Officials from South and North Korea on Saturday inked an agreement to set up a joint committee to operate cross-border railways between the two Koreas, a media pool report said.
The 16-point agreement was signed at the end of three-day talks in the North Korean city of Kaesong.
Through the joint committee, experts from the two Koreas will discuss technical matters related to the operation of two inter-Korean railways, which have not yet been restored since the division of Korea in 1948.
They also agreed that the South will help the North design and build four new railway stations and renovate two others near the inter-Korean border. All the six railway stations are located along the two inter-Korean railways.
Following a historic 2000 inter-Korean summit, the two Koreas have been building two sets of roads and railways. One set runs across the western part of their heavily fortified border and the other across the eastern section.
But the construction work has been delayed amid tensions over North Korea's nuclear weapons programme.
The road and railway which run through the western border and link Seoul with the North's north-western city of Sinuiju located near the Chinese border will pass Kaesong City, where a joint industrial park is being built.

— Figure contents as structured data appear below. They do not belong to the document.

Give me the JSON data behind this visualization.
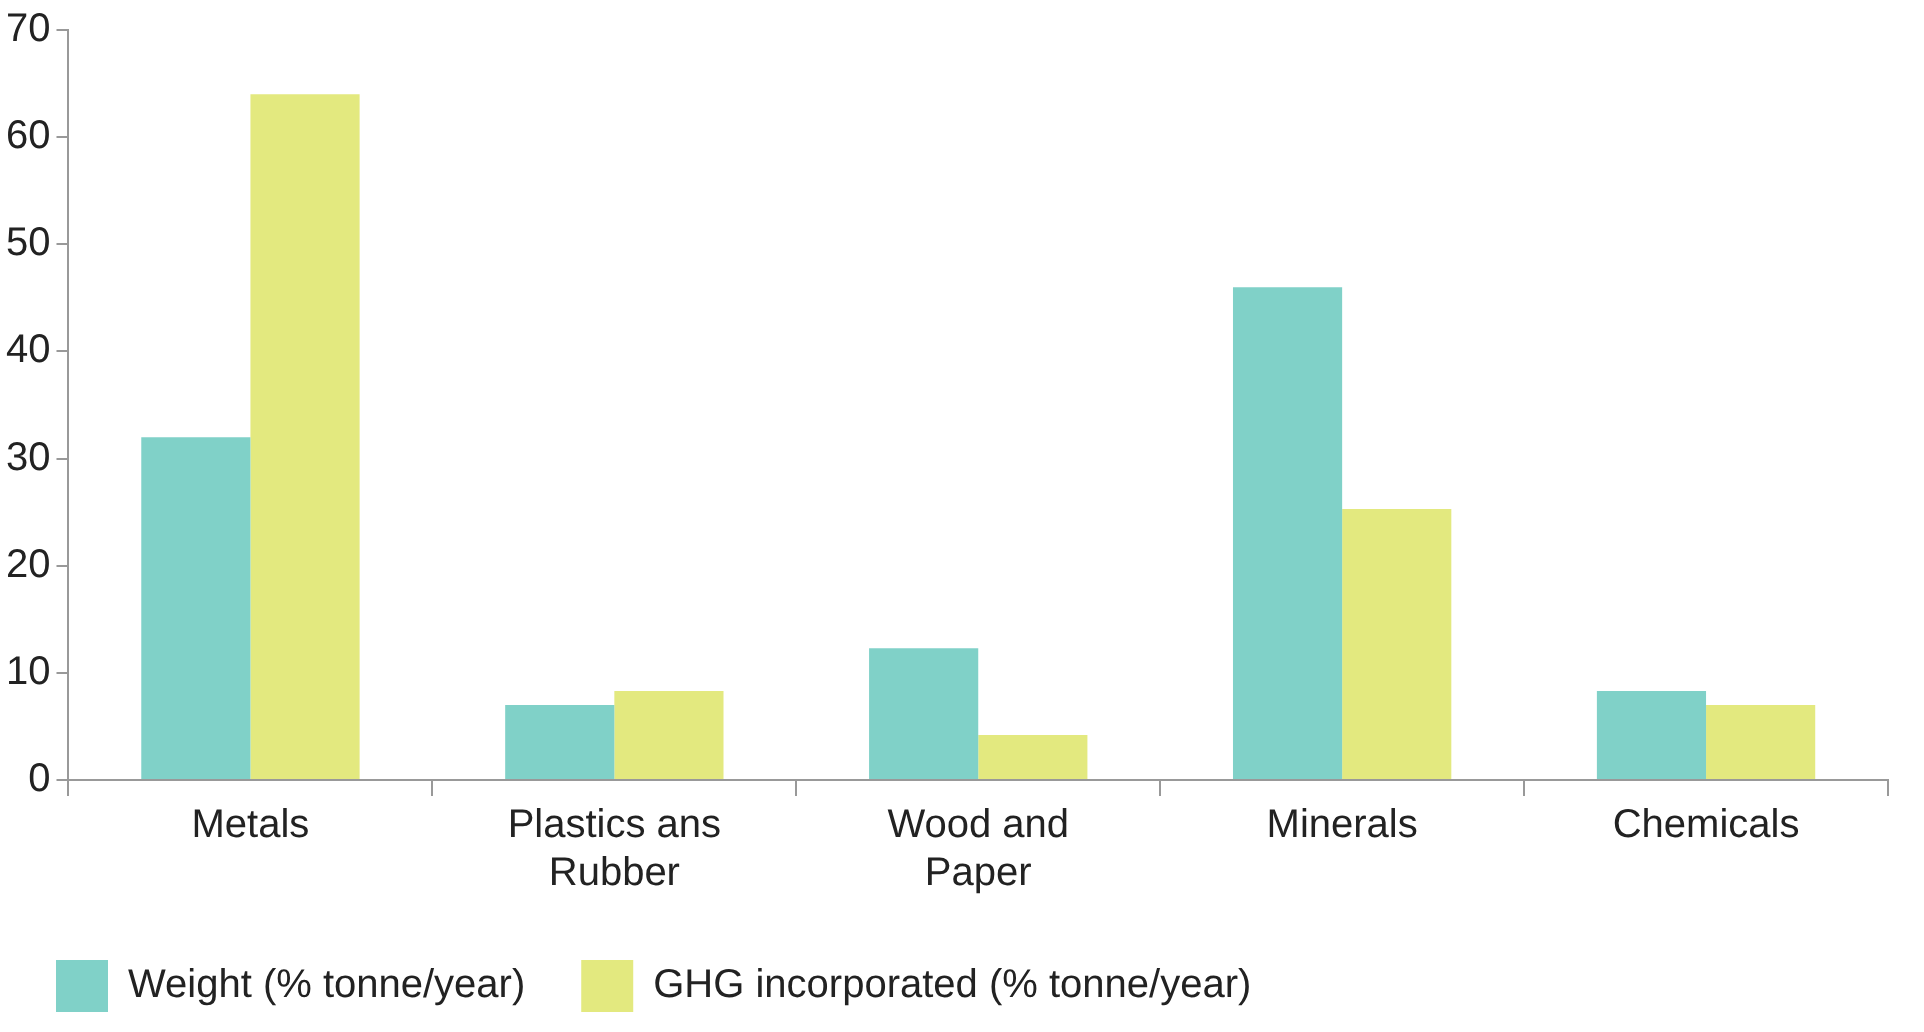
{
  "chart_data": {
    "type": "bar",
    "categories": [
      "Metals",
      "Plastics ans Rubber",
      "Wood and Paper",
      "Minerals",
      "Chemicals"
    ],
    "series": [
      {
        "name": "Weight (% tonne/year)",
        "color": "#80d1c8",
        "values": [
          32,
          7,
          12.3,
          46,
          8.3
        ]
      },
      {
        "name": "GHG incorporated (% tonne/year)",
        "color": "#e3e97f",
        "values": [
          64,
          8.3,
          4.2,
          25.3,
          7
        ]
      }
    ],
    "ylim": [
      0,
      70
    ],
    "yticks": [
      0,
      10,
      20,
      30,
      40,
      50,
      60,
      70
    ],
    "grid": false,
    "legend": "bottom left"
  }
}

The road linking Seoul with Sinuiju will be completed by the end of June and the railway running along this road will also be linked by the end of this year, according to Vice Finance and Economy Minister Kim Kwang-Rim.
Kim headed the South Korean delegation to the inter-Korean economic talks.
A planned road and a railway link in the east is also planned, although a makeshift, unpaved road was opened in the area last year to take South Korean tourists to the North's scenic Mount Kumgang.